Она замолчала, вытирая грязные руки о фартук. Ветер шевелил ее седые, спутанные пряди.
— Зачем? — Улисс невольно понизил голос. Хотелось говорить тихо.
— Чтобы помнить. — Ильза повернула к нему лицо. В ее глазах не было горя — там жила старая ярость, настоявшаяся в темноте и одиночестве. — Он работал на Лорда-Конструктора.
Улисс беззвучно сглотнул.
— Собрал этого монстра по старым чертежам. Три года кормил углём и маслом, как родное дитя. — Она провела кривым пальцем по гравировке на детали, оставляя масляный след. — Четыре металла и безумия, паровой котёл вместо сердца... Всего один глаз — красный, как раскалённый уголь. А когда запустил... — Земля в ее кулаке с хрустом превратилась в пыль. — Первый удар — чик! И нет головы. Как тыкву раздавил. Инквизиция всё забрала. И тело, и Железномордого. Оставили мне только... это.

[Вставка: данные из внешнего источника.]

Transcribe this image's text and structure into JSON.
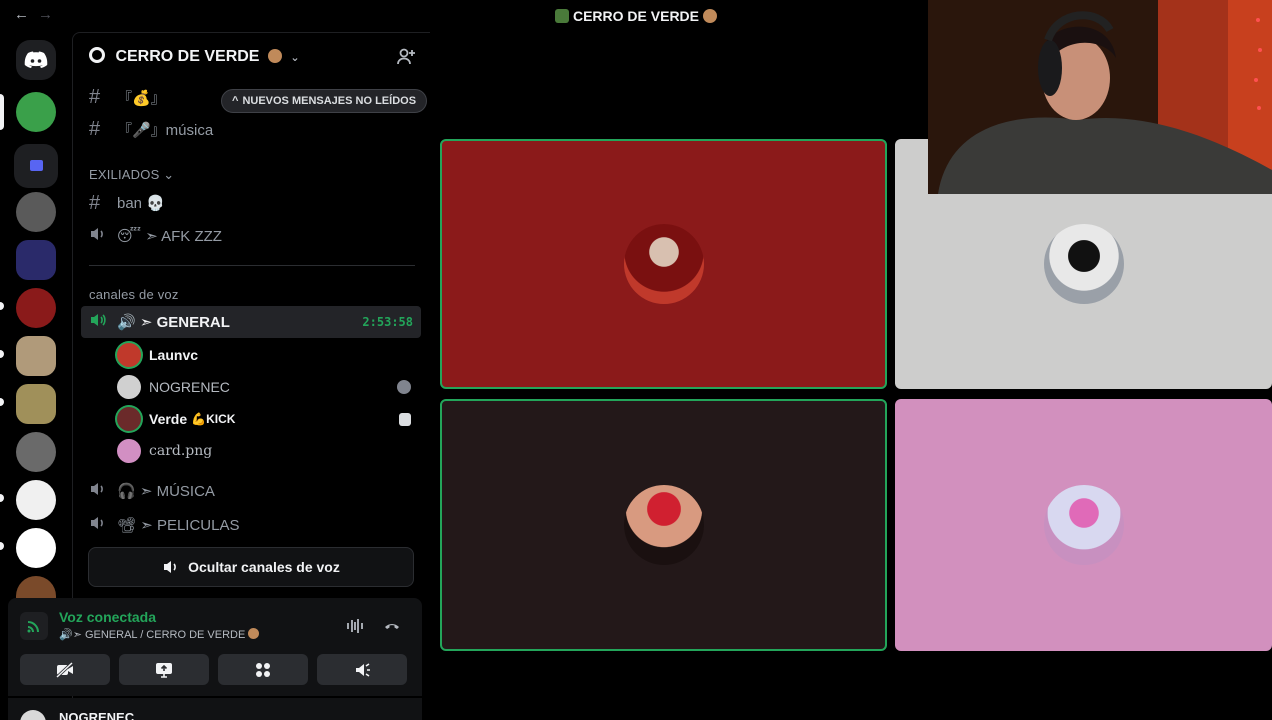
{
  "nav": {
    "back": "←",
    "forward": "→"
  },
  "window": {
    "title": "CERRO DE VERDE"
  },
  "guild": {
    "name": "CERRO DE VERDE",
    "chevron": "⌄"
  },
  "unread_pill": {
    "label": "NUEVOS MENSAJES NO LEÍDOS",
    "arrow": "^"
  },
  "channels": {
    "top": [
      {
        "prefix": "#",
        "label": "『💰』"
      },
      {
        "prefix": "#",
        "label": "『🎤』música"
      }
    ],
    "category_exiliados": "EXILIADOS ⌄",
    "exiliados": [
      {
        "prefix": "#",
        "label": "ban 💀"
      },
      {
        "label": "😴 ➣ AFK ZZZ"
      }
    ],
    "category_voz": "canales de voz",
    "voice_general": {
      "label": "🔊 ➣ GENERAL",
      "timer": "2:53:58"
    },
    "voice_users": [
      {
        "name": "Launvc",
        "style": "bold",
        "color": "#c0392b"
      },
      {
        "name": "NOGRENEC",
        "style": "dim",
        "color": "#d0d0d0"
      },
      {
        "name": "Verde",
        "style": "bold",
        "tag": "KICK",
        "tag_icon": "💪",
        "color": "#6b2a2a"
      },
      {
        "name": "card.png",
        "style": "dim",
        "color": "#d28fc3"
      }
    ],
    "voice_musica": "🎧 ➣ MÚSICA",
    "voice_peliculas": "📽 ➣ PELICULAS",
    "hide_voice": "Ocultar canales de voz"
  },
  "voice_panel": {
    "title": "Voz conectada",
    "subtitle": "🔊➣ GENERAL / CERRO DE VERDE"
  },
  "user_panel": {
    "name": "NOGRENEC"
  },
  "tiles": [
    {
      "bg": "#8b1a1a",
      "speaking": true,
      "avatar": "#c0392b"
    },
    {
      "bg": "#cdcdcc",
      "speaking": false,
      "avatar": "#2b2b2b"
    },
    {
      "bg": "#231819",
      "speaking": true,
      "avatar": "#b06050"
    },
    {
      "bg": "#d290be",
      "speaking": false,
      "avatar": "#c8b8e0"
    }
  ],
  "colors": {
    "green": "#23a55a",
    "blurple": "#5865f2"
  }
}
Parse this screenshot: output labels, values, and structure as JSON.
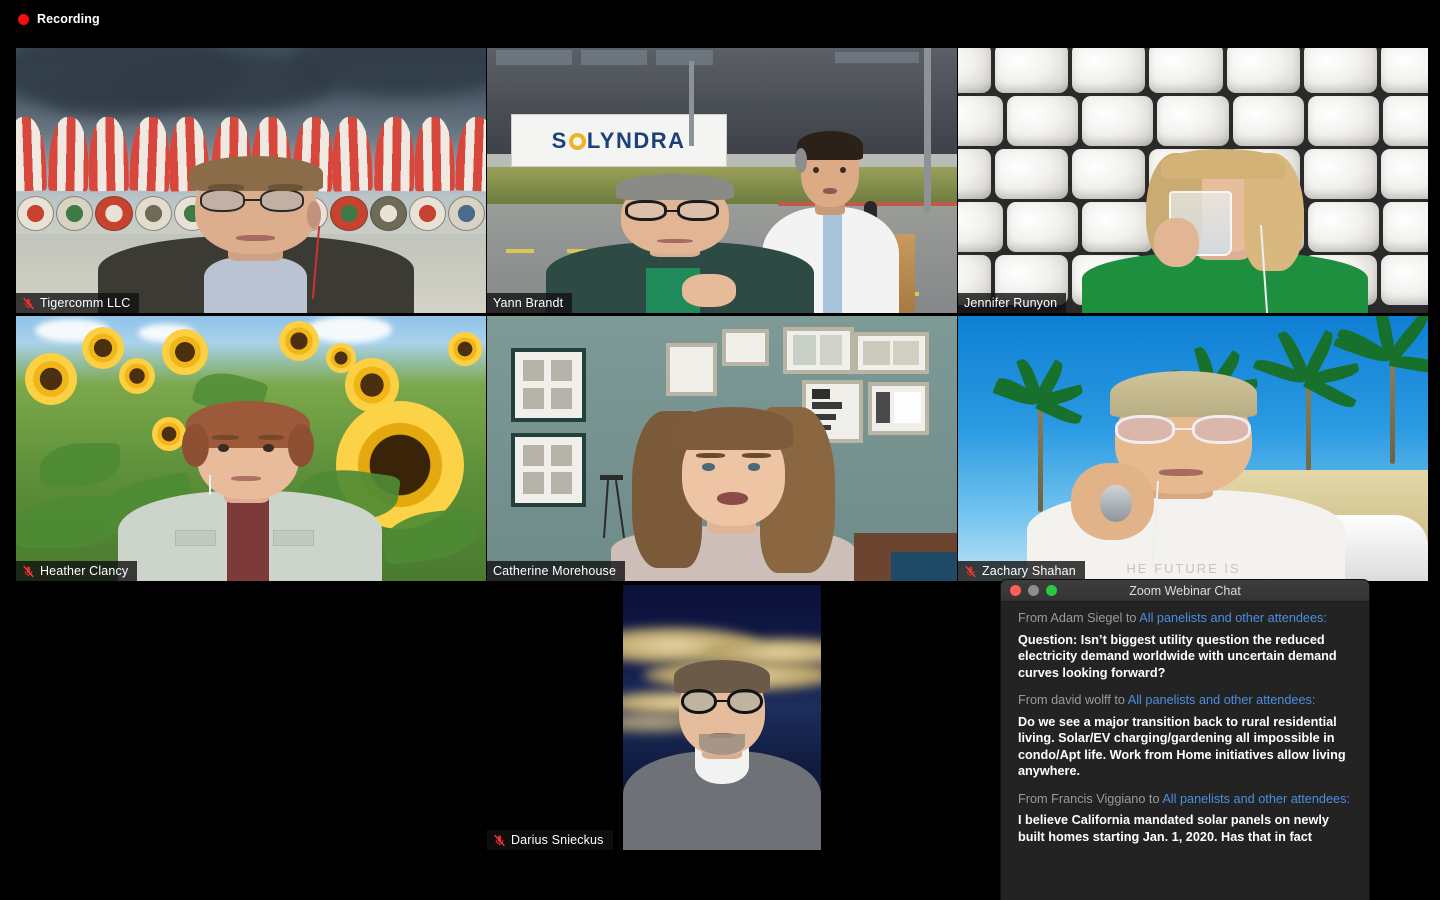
{
  "recording": {
    "label": "Recording",
    "dot_color": "#f50f0f"
  },
  "meeting": {
    "active_speaker_color": "#c8f53c",
    "participants": [
      {
        "name": "Tigercomm LLC",
        "muted": true,
        "speaking": false,
        "background": "viking-ships-virtual-background"
      },
      {
        "name": "Yann Brandt",
        "muted": false,
        "speaking": false,
        "background": "solyndra-sign-virtual-background"
      },
      {
        "name": "Jennifer Runyon",
        "muted": false,
        "speaking": false,
        "background": "toilet-paper-wall-virtual-background"
      },
      {
        "name": "Heather Clancy",
        "muted": true,
        "speaking": false,
        "background": "sunflower-field-virtual-background"
      },
      {
        "name": "Catherine Morehouse",
        "muted": false,
        "speaking": true,
        "background": "picture-frame-wall"
      },
      {
        "name": "Zachary Shahan",
        "muted": true,
        "speaking": false,
        "background": "palm-trees-virtual-background"
      },
      {
        "name": "Darius Snieckus",
        "muted": true,
        "speaking": false,
        "background": "stormy-sky-virtual-background"
      }
    ]
  },
  "signage": {
    "solyndra": "SOLYNDRA"
  },
  "tshirt": {
    "zachary": "HE FUTURE IS"
  },
  "chat": {
    "window_title": "Zoom Webinar Chat",
    "traffic_lights": {
      "close": "#ff5f57",
      "minimize": "#8d8d8d",
      "zoom": "#28c840"
    },
    "link_color": "#4a8ee0",
    "messages": [
      {
        "from_prefix": "From Adam Siegel to ",
        "to": "All panelists and other attendees:",
        "text": "Question:  Isn’t biggest utility question the reduced electricity demand worldwide with uncertain demand curves looking forward?"
      },
      {
        "from_prefix": "From david wolff to ",
        "to": "All panelists and other attendees:",
        "text": "Do we see a major transition back to rural residential living.  Solar/EV charging/gardening all impossible in condo/Apt life.  Work from Home initiatives allow living anywhere."
      },
      {
        "from_prefix": "From Francis Viggiano to ",
        "to": "All panelists and other attendees:",
        "text": "I believe California mandated solar panels on newly built homes starting Jan. 1, 2020.  Has that in fact"
      }
    ]
  }
}
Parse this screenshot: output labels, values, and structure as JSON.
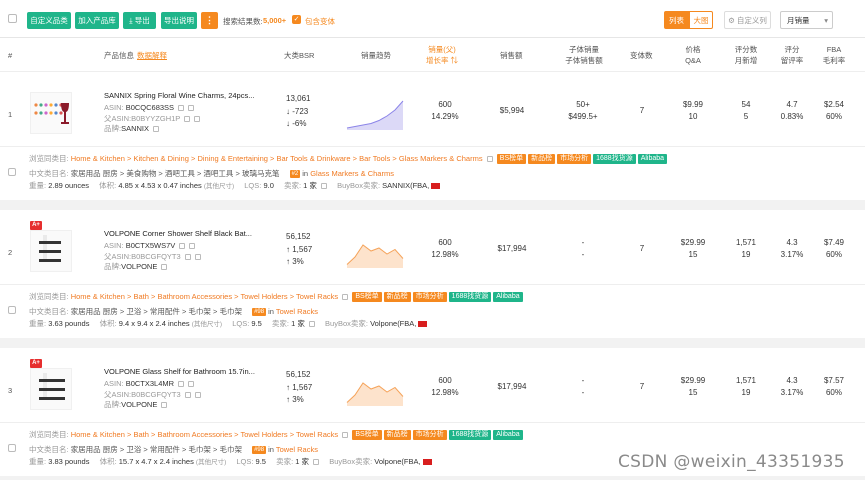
{
  "toolbar": {
    "btn_custom_products": "自定义品类",
    "btn_add_library": "加入产品库",
    "btn_export": "导出",
    "btn_export_desc": "导出说明",
    "btn_more": "⋮",
    "result_label": "搜索结果数:",
    "result_count": "5,000+",
    "include_variants": "包含变体",
    "view_list": "列表",
    "view_grid": "大图",
    "custom_columns": "自定义列",
    "sort_select": "月销量"
  },
  "header": {
    "idx": "#",
    "product_info": "产品信息",
    "data_explain": "数据解释",
    "bsr": "大类BSR",
    "sales_trend": "销量趋势",
    "sales_qty": "销量(父)",
    "growth_rate": "增长率",
    "sales_amount": "销售额",
    "child_sales": "子体销量",
    "child_sales_amount": "子体销售额",
    "variants": "变体数",
    "price": "价格",
    "qa": "Q&A",
    "reviews": "评分数",
    "monthly_new": "月新增",
    "rating": "评分",
    "retention": "留评率",
    "fba": "FBA",
    "gross_margin": "毛利率"
  },
  "rows": [
    {
      "idx": "1",
      "aplus": "",
      "title": "SANNIX Spring Floral Wine Charms, 24pcs...",
      "asin_label": "ASIN:",
      "asin": "B0CQC683SS",
      "parent_label": "父ASIN:",
      "parent": "B0BYYZGH1P",
      "brand_label": "品牌:",
      "brand": "SANNIX",
      "bsr": "13,061",
      "bsr_change": "↓ -723",
      "bsr_pct": "↓ -6%",
      "bsr_dir": "down",
      "sales": "600",
      "growth": "14.29%",
      "amount": "$5,994",
      "child_sales": "50+",
      "child_amount": "$499.5+",
      "variants": "7",
      "price": "$9.99",
      "qa": "10",
      "reviews": "54",
      "new_reviews": "5",
      "rating": "4.7",
      "retention": "0.83%",
      "fba": "$2.54",
      "margin": "60%",
      "trend": [
        20,
        19,
        18,
        17,
        15,
        12,
        8,
        2
      ],
      "crumb_label": "浏览同类目:",
      "crumbs": [
        "Home & Kitchen",
        "Kitchen & Dining",
        "Dining & Entertaining",
        "Bar Tools & Drinkware",
        "Bar Tools",
        "Glass Markers & Charms"
      ],
      "tags": [
        "BS榜单",
        "新品榜",
        "市场分析",
        "1688找货源",
        "Alibaba"
      ],
      "cn_label": "中文类目名:",
      "cn_cat": "家居用品 厨房 > 美食购物 > 酒吧工具 > 酒吧工具 > 玻璃马克笔",
      "rank_badge": "#2",
      "rank_in": "in",
      "rank_cat": "Glass Markers & Charms",
      "weight_label": "重量:",
      "weight": "2.89 ounces",
      "size_label": "体积:",
      "size": "4.85 x 4.53 x 0.47 inches",
      "size_note": "(其他尺寸)",
      "lqs_label": "LQS:",
      "lqs": "9.0",
      "seller_label": "卖家:",
      "seller": "1 家",
      "buybox_label": "BuyBox卖家:",
      "buybox": "SANNIX(FBA,"
    },
    {
      "idx": "2",
      "aplus": "A+",
      "title": "VOLPONE Corner Shower Shelf Black Bat...",
      "asin_label": "ASIN:",
      "asin": "B0CTX5WS7V",
      "parent_label": "父ASIN:",
      "parent": "B0BCGFQYT3",
      "brand_label": "品牌:",
      "brand": "VOLPONE",
      "bsr": "56,152",
      "bsr_change": "↑ 1,567",
      "bsr_pct": "↑ 3%",
      "bsr_dir": "up",
      "sales": "600",
      "growth": "12.98%",
      "amount": "$17,994",
      "child_sales": "-",
      "child_amount": "-",
      "variants": "7",
      "price": "$29.99",
      "qa": "15",
      "reviews": "1,571",
      "new_reviews": "19",
      "rating": "4.3",
      "retention": "3.17%",
      "fba": "$7.49",
      "margin": "60%",
      "trend": [
        19,
        14,
        6,
        10,
        8,
        12,
        9,
        15
      ],
      "crumb_label": "浏览同类目:",
      "crumbs": [
        "Home & Kitchen",
        "Bath",
        "Bathroom Accessories",
        "Towel Holders",
        "Towel Racks"
      ],
      "tags": [
        "BS榜单",
        "新品榜",
        "市场分析",
        "1688找货源",
        "Alibaba"
      ],
      "cn_label": "中文类目名:",
      "cn_cat": "家居用品 厨房 > 卫浴 > 常用配件 > 毛巾架 > 毛巾架",
      "rank_badge": "#98",
      "rank_in": "in",
      "rank_cat": "Towel Racks",
      "weight_label": "重量:",
      "weight": "3.63 pounds",
      "size_label": "体积:",
      "size": "9.4 x 9.4 x 2.4 inches",
      "size_note": "(其他尺寸)",
      "lqs_label": "LQS:",
      "lqs": "9.5",
      "seller_label": "卖家:",
      "seller": "1 家",
      "buybox_label": "BuyBox卖家:",
      "buybox": "Volpone(FBA,"
    },
    {
      "idx": "3",
      "aplus": "A+",
      "title": "VOLPONE Glass Shelf for Bathroom 15.7in...",
      "asin_label": "ASIN:",
      "asin": "B0CTX3L4MR",
      "parent_label": "父ASIN:",
      "parent": "B0BCGFQYT3",
      "brand_label": "品牌:",
      "brand": "VOLPONE",
      "bsr": "56,152",
      "bsr_change": "↑ 1,567",
      "bsr_pct": "↑ 3%",
      "bsr_dir": "up",
      "sales": "600",
      "growth": "12.98%",
      "amount": "$17,994",
      "child_sales": "-",
      "child_amount": "-",
      "variants": "7",
      "price": "$29.99",
      "qa": "15",
      "reviews": "1,571",
      "new_reviews": "19",
      "rating": "4.3",
      "retention": "3.17%",
      "fba": "$7.57",
      "margin": "60%",
      "trend": [
        19,
        14,
        6,
        10,
        8,
        12,
        9,
        15
      ],
      "crumb_label": "浏览同类目:",
      "crumbs": [
        "Home & Kitchen",
        "Bath",
        "Bathroom Accessories",
        "Towel Holders",
        "Towel Racks"
      ],
      "tags": [
        "BS榜单",
        "新品榜",
        "市场分析",
        "1688找货源",
        "Alibaba"
      ],
      "cn_label": "中文类目名:",
      "cn_cat": "家居用品 厨房 > 卫浴 > 常用配件 > 毛巾架 > 毛巾架",
      "rank_badge": "#98",
      "rank_in": "in",
      "rank_cat": "Towel Racks",
      "weight_label": "重量:",
      "weight": "3.83 pounds",
      "size_label": "体积:",
      "size": "15.7 x 4.7 x 2.4 inches",
      "size_note": "(其他尺寸)",
      "lqs_label": "LQS:",
      "lqs": "9.5",
      "seller_label": "卖家:",
      "seller": "1 家",
      "buybox_label": "BuyBox卖家:",
      "buybox": "Volpone(FBA,"
    }
  ],
  "watermark": "CSDN @weixin_43351935",
  "colors": {
    "accent": "#f5891f",
    "green": "#1fb58a",
    "up": "#1aa06d",
    "down": "#e02020"
  }
}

Ее рука дрогнула, указывая на яму с обломками.
— Ни одна блестящая дрянь не вечна, — прошептала она.
Улисс почувствовал, как по спине пробежали мурашки. В памяти всплыло существо из тоннелей.
Прежде чем он успел что-то спросить, Ильза резко встала, отряхивая запылённые колени:
— Ладно, хватит болтовни. Поди-ка в дом, принеси синюю склянку с буфета. Да смотри не перепутай — зелёная для наружного...
Когда он вернулся, старуха уже сидела в своём кресле. Она выхватила бутыль, откупорила зубами и залпом хлебнула. Её горло конвульсивно протолкнуло жижу в пищевод.
— Механизмы должны ржаветь, парень. — Голос внезапно стал твёрже. — Особенно те, что притворяются разумными. Особенно... "Хозяева".